Noch Mitte November schien dem Pistengaudi nichts im Weg zu stehen. Die Zahl der täglichen Neuansteckungen hatte sich in den ersten beiden Novemberwochen praktisch halbiert, von über 10'000 Fällen auf gut 5000 vor zwei Wochen.
Doch seither stagnieren die Zahlen bei gut 4000 Fällen pro Tag. Und ausgerechnet heute vermeldete das BAG erstmals seit dem 1. November wieder einen Anstieg gegenüber der Vorwoche. «Die Situation ist besorgniserregend», sagte Bundesrat Alain Berset.
Es geht um die Existenz der Skigebiete
In dieser Situation musste der Bundesrat handeln. Er tut es mit Einschränkungen für die Skigebiete, mit strengeren Vorschriften für Läden. Vor allem aber stellt er den Kantonen ein Ultimatum. Kantone mit steigenden Covid-Zahlen müssen zwingend handeln. Sonst drohen Zwangsmassnahmen des Bundes.

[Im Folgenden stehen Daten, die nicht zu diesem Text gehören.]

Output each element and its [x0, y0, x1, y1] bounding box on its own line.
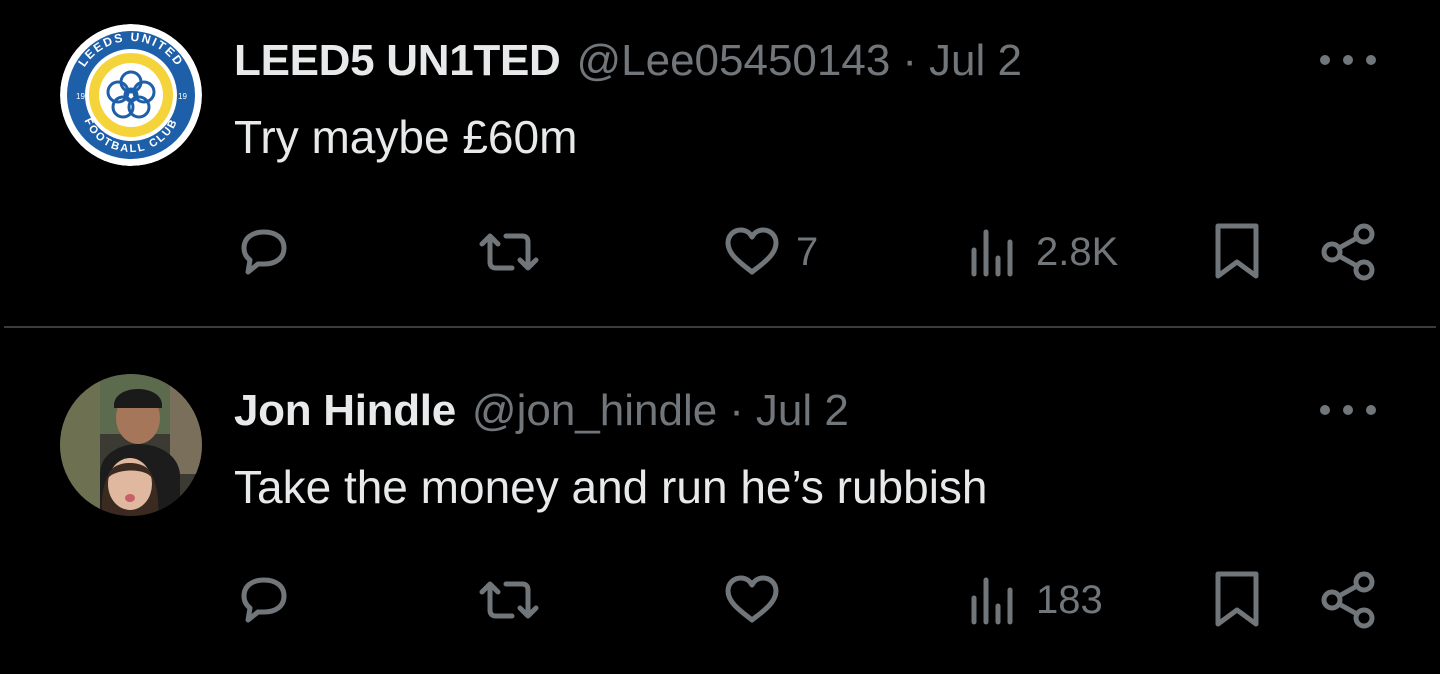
views-button[interactable]: 2.8K — [966, 222, 1118, 282]
user-handle[interactable]: @Lee05450143 — [576, 36, 890, 86]
reply-icon — [241, 229, 287, 275]
svg-text:19: 19 — [178, 92, 187, 101]
tweet-date[interactable]: Jul 2 — [929, 36, 1022, 86]
like-icon — [725, 227, 779, 275]
share-button[interactable] — [1318, 570, 1378, 630]
view-count: 183 — [1036, 577, 1103, 622]
retweet-button[interactable] — [474, 570, 558, 630]
like-button[interactable]: 7 — [722, 222, 818, 282]
profile-photo — [60, 374, 202, 516]
separator: · — [902, 36, 917, 85]
tweet[interactable]: LEEDS UNITED FOOTBALL CLUB 19 19 LEED5 U… — [0, 0, 1440, 326]
reply-icon — [241, 577, 287, 623]
reply-button[interactable] — [234, 570, 308, 630]
view-count: 2.8K — [1036, 229, 1119, 274]
tweet-text: Try maybe £60m — [234, 111, 578, 163]
user-handle[interactable]: @jon_hindle — [472, 386, 717, 436]
club-crest-image: LEEDS UNITED FOOTBALL CLUB 19 19 — [60, 24, 202, 166]
share-icon — [1321, 571, 1375, 629]
more-icon[interactable] — [1320, 400, 1376, 420]
views-button[interactable]: 183 — [966, 570, 1103, 630]
tweet[interactable]: Jon Hindle @jon_hindle · Jul 2 Take the … — [0, 330, 1440, 674]
like-count: 7 — [796, 229, 819, 274]
action-bar: 7 2.8K — [0, 222, 1440, 282]
like-icon — [725, 575, 779, 623]
like-button[interactable] — [722, 570, 796, 630]
divider — [4, 326, 1436, 328]
avatar[interactable]: LEEDS UNITED FOOTBALL CLUB 19 19 — [60, 24, 202, 166]
action-bar: 183 — [0, 570, 1440, 630]
display-name[interactable]: Jon Hindle — [234, 386, 456, 436]
tweet-text: Take the money and run he’s rubbish — [234, 461, 988, 513]
avatar[interactable] — [60, 374, 202, 516]
bookmark-button[interactable] — [1212, 570, 1262, 630]
tweet-header: Jon Hindle @jon_hindle · Jul 2 — [234, 386, 849, 436]
bookmark-icon — [1215, 571, 1259, 627]
bookmark-button[interactable] — [1212, 222, 1262, 282]
retweet-button[interactable] — [474, 222, 558, 282]
separator: · — [729, 386, 744, 435]
retweet-icon — [479, 581, 539, 619]
views-icon — [971, 577, 1013, 625]
more-icon[interactable] — [1320, 50, 1376, 70]
bookmark-icon — [1215, 223, 1259, 279]
retweet-icon — [479, 233, 539, 271]
display-name[interactable]: LEED5 UN1TED — [234, 36, 561, 86]
tweet-date[interactable]: Jul 2 — [756, 386, 849, 436]
reply-button[interactable] — [234, 222, 308, 282]
svg-text:19: 19 — [76, 92, 85, 101]
share-button[interactable] — [1318, 222, 1378, 282]
views-icon — [971, 229, 1013, 277]
share-icon — [1321, 223, 1375, 281]
tweet-header: LEED5 UN1TED @Lee05450143 · Jul 2 — [234, 36, 1022, 86]
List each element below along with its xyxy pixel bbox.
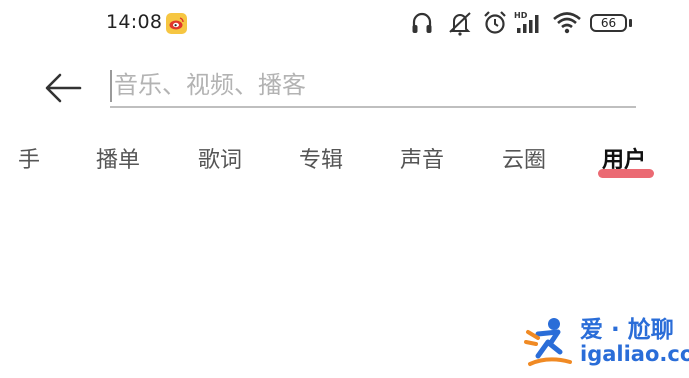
text-caret: [110, 70, 112, 102]
signal-icon: HD: [514, 10, 548, 40]
active-tab-indicator: [598, 169, 654, 178]
search-input[interactable]: [110, 64, 636, 108]
back-arrow-icon[interactable]: [40, 68, 86, 108]
headphones-icon: [410, 10, 434, 40]
status-bar: 14:08 HD 66: [0, 0, 689, 48]
status-time: 14:08: [106, 11, 163, 33]
battery-icon: 66: [590, 14, 627, 32]
alarm-icon: [482, 10, 508, 40]
tab-voice[interactable]: 声音: [400, 142, 444, 174]
battery-tip: [629, 19, 632, 27]
watermark-title: 爱 · 尬聊: [580, 317, 674, 343]
watermark: 爱 · 尬聊 igaliao.com: [524, 308, 689, 372]
tab-circle[interactable]: 云圈: [502, 142, 546, 174]
svg-text:HD: HD: [514, 11, 528, 20]
tab-album[interactable]: 专辑: [299, 142, 343, 174]
tab-lyrics[interactable]: 歌词: [198, 142, 242, 174]
status-icons: HD 66: [410, 10, 645, 38]
search-row: [0, 58, 689, 120]
watermark-logo: [524, 312, 574, 368]
tab-playlist[interactable]: 播单: [96, 142, 140, 174]
tab-song-partial[interactable]: 手: [18, 142, 40, 174]
weibo-icon: [166, 13, 187, 34]
watermark-url: igaliao.com: [580, 342, 689, 366]
mute-icon: [446, 10, 474, 40]
search-category-tabs: 手 播单 歌词 专辑 声音 云圈 用户: [0, 142, 689, 186]
wifi-icon: [552, 10, 584, 40]
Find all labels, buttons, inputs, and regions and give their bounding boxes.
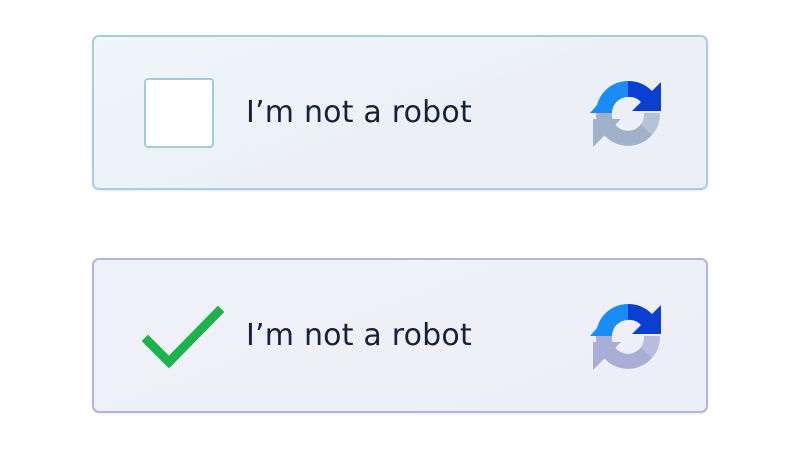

Bei den Regeln für Weihnachtsfeiern bleibt es bei Empfehlungen. Der Bundesrat setzt also weiterhin auch auf Eigenverantwortung. Er geht damit den gewählten Schweizer Mittelweg weiter. Unbeirrt von der besorgniserregenden Situation. Das zeigt sich auch beim Thema Wintersport.
Der Bundesrat nimmt bestmöglich Rücksicht auf die Skigebiete. Wo immer möglich sollen die Bahnen laufen. Das ist verständlich. Viele Destinationen machen bis zum 6. Januar ein Viertel ihres Jahresumsatzes. Jeder verlorene Tag hinterlässt tiefe Spuren in der Bilanz. Für viele geht es um die Existenz. Sie haben in den letzten Jahren viel in die Modernisierung der Anlagen investiert. Das verursacht Kosten, ob die Anlagen laufen oder nicht.
Schweizer Mittelweg wird immer riskanter
Wirtschaftliche Schadensbegrenzung. Immerhin mit gewissen Leitplanken. Maskenpflicht. Abstandsregeln. Beschränkter Zutritt zu Restaurants. Und reduzierte Kapazität in den Seilbahnen und Gondeln. Damit werden die Skigebiete leben können. Die ausländischen Gäste bleiben so oder so grösstenteils weg. Und vielen Schweizern ist es wohl auch nicht ums Skifahren dieses Jahr.
Einschneidender sind die Bedingungen für die kantonalen Betriebsbewilligungen: Die Skigebiete dürfen nur so lange in Betrieb sein, wie genügend Kapazitäten in den Spitälern, für das Contact-Tracing und für das Testen vorhanden sind.
Damit bleibt die Verantwortung bei den Kantonen. Doch der Bund sorgt für einheitliche Spielregeln. Und er erhöht den Druck auf die Kantone. Graubünden hat bereits gestern mit einem vorsorglichen Mini-Lockdown reagiert. Lieber sich jetzt etwas einschränken, die Spitäler entlasten, sich etwas Luft verschaffen für den Jahreswechsel. Das ergibt Sinn. Doch ob die Strategie aufgeht?
Die Diskussion um das Skifahren über die Festtage zeigt eines überdeutlich: Der Schweizer Mittelweg in dieser zweiten Corona-Welle ist längst zur gefährlichen Gratwanderung geworden.
Man kann nur hoffen, dass das gut geht.